In the season two premiere, Jack returns from his trek off to find the Doctor to discover the Torchwood gang has been doing their best in his absence. Their reunion is short-lived however when Jack gets a holographic message from a man. It turns out this man is one Captain John Hart, an old friend and lover of Jack’s. John’s motives for showing up seem innocent enough until he takes out the Torchwood gang and pushes Jack off a roof. In the end it’s Jack that comes through to save John’s life before he blows up and take’s Gwen with him.

This episode makes the list not only because it’s an awesome episode but because it’s the first episode in which the wonderful James Marsters (Spike on Buffy and Angel) appears. It’s always fun to see people from Jack’s past, even if it is some 30 centuries in the future. Jack and John were stuck in a two-week time loop for five years in which they apparently had quite the relationship. I liked that they do the whole Western film approach and instead of starting with violence, they kiss. Then they kick the crap out of each other. You get the feeling a part of Jack is happy to see John. But it doesn’t last long. And it’s pretty funny how John takes Gwen down. With paralyzing lip balm. A trick, he claims, he learned from Jack. Plus there were some inappropriate sexual noises while Gwen’s on the phone with Rhys. It was just so James Marsters (and almost a little bit of Spike thrown in). It’s amazing how much I love this episode. You also have the cute (and a little insulting) nickname he gives Ianto – “Eye Candy”. Guess he acknowledges Jack’s attraction. There’s definitely some jealousy going on there.

1. Captain Jack Harkness

“He’d be proud you took his name.”

– Toshiko Sato

Tosh and Jack, investigating mysterious music at an old dance hall, get sent back to 1941 to a “Kiss the Boys Goodbye” dance. Jack is immediately at ease in the past. He wishes he could stay there but they have to get back to the Hub. Too bad they’re stuck. Through the night, Tosh attempts to send equations back to Ianto, Owen and Gwen in the present to get them back to the right time. And Tosh and Jack meet the real Captain Jack Harkness, who is quite hot as Jack remarks. Torchwood Jack took his name because the real Jack dies during a training exercise. By the end, Jack is reluctant to leave as he starts to discover the man whose identity he’s been using for the last fifty years.
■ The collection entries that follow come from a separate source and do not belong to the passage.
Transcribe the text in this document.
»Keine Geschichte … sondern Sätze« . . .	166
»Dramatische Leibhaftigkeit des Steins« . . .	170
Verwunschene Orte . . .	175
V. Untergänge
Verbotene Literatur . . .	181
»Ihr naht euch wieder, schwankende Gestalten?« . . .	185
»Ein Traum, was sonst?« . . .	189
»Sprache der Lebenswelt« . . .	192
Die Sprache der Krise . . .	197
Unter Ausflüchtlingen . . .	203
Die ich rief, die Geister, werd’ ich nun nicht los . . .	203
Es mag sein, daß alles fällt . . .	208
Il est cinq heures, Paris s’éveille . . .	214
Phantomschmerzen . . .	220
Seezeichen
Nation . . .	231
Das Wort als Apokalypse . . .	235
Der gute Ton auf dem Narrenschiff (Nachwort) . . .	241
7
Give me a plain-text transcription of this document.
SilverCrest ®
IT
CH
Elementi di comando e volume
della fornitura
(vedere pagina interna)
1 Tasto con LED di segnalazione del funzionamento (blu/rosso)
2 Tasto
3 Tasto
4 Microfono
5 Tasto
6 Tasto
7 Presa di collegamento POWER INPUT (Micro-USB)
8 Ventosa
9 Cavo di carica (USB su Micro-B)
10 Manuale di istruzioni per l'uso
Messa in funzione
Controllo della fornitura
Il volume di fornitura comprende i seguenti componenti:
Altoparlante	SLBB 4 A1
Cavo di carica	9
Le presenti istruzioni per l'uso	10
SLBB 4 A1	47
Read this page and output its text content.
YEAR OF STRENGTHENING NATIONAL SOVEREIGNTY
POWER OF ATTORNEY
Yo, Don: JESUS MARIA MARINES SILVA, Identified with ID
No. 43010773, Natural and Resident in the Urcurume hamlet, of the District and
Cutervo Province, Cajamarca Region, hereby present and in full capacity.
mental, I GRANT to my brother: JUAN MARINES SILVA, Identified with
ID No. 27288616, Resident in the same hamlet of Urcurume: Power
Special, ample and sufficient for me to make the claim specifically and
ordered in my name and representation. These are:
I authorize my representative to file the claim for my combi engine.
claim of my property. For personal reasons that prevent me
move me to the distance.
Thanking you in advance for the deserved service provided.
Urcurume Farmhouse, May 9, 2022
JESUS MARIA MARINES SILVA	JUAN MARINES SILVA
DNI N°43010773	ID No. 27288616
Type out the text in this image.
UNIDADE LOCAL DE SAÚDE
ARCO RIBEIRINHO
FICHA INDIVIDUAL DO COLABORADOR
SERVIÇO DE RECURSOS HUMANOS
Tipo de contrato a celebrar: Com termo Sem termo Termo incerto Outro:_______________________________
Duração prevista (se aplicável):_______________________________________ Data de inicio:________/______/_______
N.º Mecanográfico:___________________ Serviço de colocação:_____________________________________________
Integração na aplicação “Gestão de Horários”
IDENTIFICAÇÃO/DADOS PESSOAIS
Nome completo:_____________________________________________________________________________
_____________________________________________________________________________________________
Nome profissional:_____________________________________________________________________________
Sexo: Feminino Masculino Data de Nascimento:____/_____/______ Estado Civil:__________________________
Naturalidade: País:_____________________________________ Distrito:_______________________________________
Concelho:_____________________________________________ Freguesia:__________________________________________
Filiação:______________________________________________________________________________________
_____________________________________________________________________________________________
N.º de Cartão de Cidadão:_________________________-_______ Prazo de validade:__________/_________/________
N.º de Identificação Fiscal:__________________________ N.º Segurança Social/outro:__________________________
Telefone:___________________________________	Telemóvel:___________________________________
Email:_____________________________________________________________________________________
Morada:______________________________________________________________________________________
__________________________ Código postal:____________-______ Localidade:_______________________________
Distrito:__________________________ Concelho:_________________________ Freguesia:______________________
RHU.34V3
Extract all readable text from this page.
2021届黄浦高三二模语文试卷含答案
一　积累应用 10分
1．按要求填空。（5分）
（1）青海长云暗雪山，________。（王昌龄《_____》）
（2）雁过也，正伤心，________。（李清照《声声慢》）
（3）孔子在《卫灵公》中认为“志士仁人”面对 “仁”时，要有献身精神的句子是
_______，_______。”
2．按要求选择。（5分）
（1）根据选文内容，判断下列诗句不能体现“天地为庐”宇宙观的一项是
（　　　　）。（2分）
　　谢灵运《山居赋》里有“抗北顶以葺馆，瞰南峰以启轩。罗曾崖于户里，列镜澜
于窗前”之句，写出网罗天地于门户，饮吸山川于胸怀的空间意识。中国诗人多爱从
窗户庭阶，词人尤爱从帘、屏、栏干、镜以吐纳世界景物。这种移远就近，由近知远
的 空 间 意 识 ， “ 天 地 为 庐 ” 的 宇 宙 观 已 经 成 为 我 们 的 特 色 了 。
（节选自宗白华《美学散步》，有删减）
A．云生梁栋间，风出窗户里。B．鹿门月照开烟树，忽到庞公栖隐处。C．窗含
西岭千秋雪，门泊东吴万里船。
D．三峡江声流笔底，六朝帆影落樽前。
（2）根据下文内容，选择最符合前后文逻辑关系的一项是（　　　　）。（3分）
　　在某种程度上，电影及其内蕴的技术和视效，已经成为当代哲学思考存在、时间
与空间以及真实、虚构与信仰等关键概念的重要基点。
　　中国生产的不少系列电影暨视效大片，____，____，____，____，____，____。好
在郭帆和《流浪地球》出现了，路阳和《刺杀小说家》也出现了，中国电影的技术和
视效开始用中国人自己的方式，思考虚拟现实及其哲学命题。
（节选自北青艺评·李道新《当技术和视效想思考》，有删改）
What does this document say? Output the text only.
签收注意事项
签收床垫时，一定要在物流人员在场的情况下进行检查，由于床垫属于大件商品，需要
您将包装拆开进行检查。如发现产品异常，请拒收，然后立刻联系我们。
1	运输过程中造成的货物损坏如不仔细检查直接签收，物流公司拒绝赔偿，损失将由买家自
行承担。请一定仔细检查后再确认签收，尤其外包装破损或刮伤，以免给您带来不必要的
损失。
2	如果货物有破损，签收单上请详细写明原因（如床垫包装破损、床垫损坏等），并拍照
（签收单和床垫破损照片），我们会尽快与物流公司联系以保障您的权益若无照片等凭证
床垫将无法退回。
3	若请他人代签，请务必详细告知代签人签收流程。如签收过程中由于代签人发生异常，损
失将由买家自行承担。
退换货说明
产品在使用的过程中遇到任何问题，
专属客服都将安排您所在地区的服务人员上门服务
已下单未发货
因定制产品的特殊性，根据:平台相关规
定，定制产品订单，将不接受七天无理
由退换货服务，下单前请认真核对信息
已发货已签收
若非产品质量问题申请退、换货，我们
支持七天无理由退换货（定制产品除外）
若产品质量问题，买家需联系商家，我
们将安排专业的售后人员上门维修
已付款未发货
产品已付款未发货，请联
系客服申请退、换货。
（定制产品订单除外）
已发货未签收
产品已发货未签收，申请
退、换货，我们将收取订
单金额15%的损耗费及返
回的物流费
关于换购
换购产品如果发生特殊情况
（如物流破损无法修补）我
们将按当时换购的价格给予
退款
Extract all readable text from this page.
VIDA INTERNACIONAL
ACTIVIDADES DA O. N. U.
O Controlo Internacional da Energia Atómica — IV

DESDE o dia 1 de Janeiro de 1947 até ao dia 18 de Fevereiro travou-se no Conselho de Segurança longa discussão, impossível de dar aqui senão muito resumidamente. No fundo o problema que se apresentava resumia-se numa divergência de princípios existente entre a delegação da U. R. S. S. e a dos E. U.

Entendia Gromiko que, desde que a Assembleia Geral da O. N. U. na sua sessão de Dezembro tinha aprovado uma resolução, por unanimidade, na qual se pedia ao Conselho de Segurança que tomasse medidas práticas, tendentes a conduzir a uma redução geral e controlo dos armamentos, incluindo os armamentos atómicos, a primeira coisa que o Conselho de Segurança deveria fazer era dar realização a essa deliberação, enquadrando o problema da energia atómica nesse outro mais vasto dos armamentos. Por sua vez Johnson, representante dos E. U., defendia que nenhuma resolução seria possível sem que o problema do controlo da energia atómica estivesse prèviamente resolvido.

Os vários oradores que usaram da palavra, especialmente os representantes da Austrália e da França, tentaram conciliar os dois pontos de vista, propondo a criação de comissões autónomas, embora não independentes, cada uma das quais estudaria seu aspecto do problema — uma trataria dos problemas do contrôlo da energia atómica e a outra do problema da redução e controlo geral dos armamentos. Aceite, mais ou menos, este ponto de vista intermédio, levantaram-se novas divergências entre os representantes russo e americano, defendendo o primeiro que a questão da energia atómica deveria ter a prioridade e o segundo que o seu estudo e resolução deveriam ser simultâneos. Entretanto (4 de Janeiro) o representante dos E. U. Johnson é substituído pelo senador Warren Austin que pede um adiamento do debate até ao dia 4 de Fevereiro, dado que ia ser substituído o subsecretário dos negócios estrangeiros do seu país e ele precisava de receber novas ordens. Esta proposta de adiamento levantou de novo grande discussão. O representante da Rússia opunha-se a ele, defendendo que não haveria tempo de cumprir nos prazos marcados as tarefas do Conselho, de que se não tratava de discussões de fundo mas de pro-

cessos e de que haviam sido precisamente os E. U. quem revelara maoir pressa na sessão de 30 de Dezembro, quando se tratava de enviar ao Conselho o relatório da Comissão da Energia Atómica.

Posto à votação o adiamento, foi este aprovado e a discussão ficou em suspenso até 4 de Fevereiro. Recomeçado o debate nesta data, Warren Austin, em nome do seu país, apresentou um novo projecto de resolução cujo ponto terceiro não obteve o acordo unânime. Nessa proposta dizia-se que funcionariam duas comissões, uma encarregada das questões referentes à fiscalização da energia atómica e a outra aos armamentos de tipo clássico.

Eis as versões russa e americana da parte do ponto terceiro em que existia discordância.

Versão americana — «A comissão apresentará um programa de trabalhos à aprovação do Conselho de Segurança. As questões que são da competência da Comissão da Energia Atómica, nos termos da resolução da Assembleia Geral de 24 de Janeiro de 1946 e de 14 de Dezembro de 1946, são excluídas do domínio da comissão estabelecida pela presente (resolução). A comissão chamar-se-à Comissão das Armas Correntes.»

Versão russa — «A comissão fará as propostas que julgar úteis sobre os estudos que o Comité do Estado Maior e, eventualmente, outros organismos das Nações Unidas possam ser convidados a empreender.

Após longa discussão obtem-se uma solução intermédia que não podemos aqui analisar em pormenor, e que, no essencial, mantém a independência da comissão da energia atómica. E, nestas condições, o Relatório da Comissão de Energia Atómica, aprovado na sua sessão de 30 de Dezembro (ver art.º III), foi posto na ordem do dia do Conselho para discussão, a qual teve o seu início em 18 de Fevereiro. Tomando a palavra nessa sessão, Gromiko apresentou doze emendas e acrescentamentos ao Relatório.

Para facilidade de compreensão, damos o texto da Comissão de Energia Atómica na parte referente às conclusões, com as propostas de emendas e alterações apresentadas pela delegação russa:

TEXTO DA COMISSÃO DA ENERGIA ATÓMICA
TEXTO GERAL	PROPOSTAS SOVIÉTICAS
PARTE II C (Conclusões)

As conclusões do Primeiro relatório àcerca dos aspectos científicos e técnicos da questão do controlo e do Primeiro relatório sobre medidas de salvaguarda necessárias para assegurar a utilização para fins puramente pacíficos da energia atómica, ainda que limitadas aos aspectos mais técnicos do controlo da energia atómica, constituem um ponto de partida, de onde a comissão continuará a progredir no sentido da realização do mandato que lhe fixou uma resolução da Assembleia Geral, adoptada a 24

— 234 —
“Captain Jack Harkness” is one of the best episodes of the first season. We get a fun story for the team to solve and we get some interesting back story on Capt. Jack. The fact that we meet the real Captain Jack is one thing. But that he and our Capt. Jack share a dance and a kiss at the end makes it all the better. It’s beautiful that the person Jack would fall for was for all intents and purposes himself. I believe this episode works so well because we see the real Captain Jack make the first move. That made me really happy. We also got some fun stuff in the present with Ianto, Gwen and Owen. Most of it was Owen trying to find some way to use the rift manipulator in the Hub to bring Diane back (woman he fell for that flew into the rift). It works (to bring Tosh and Jack back) but they’re pretty royally screwed. And it’s the real first concrete thing we have (aside from the stopwatch conversation in “They Keep Killing Suzie”) of the Jack/Ianto relationship. This for me, being a diehard Jack/Ianto fan, was wonderful.

1 comment:

  1. Hi. here via Google alerts- huge Torchwood fan. Some of your favourite episodes are the same as mine (though I love Small Worlds and Countrycide dearly).
    Just thought I'd let you know that the holding cell Tosh was in was NOT a British Government one- it was a UNIT cell (Doctor Who universe, remember?). Btw, habeas corpus came from the British legal system originally.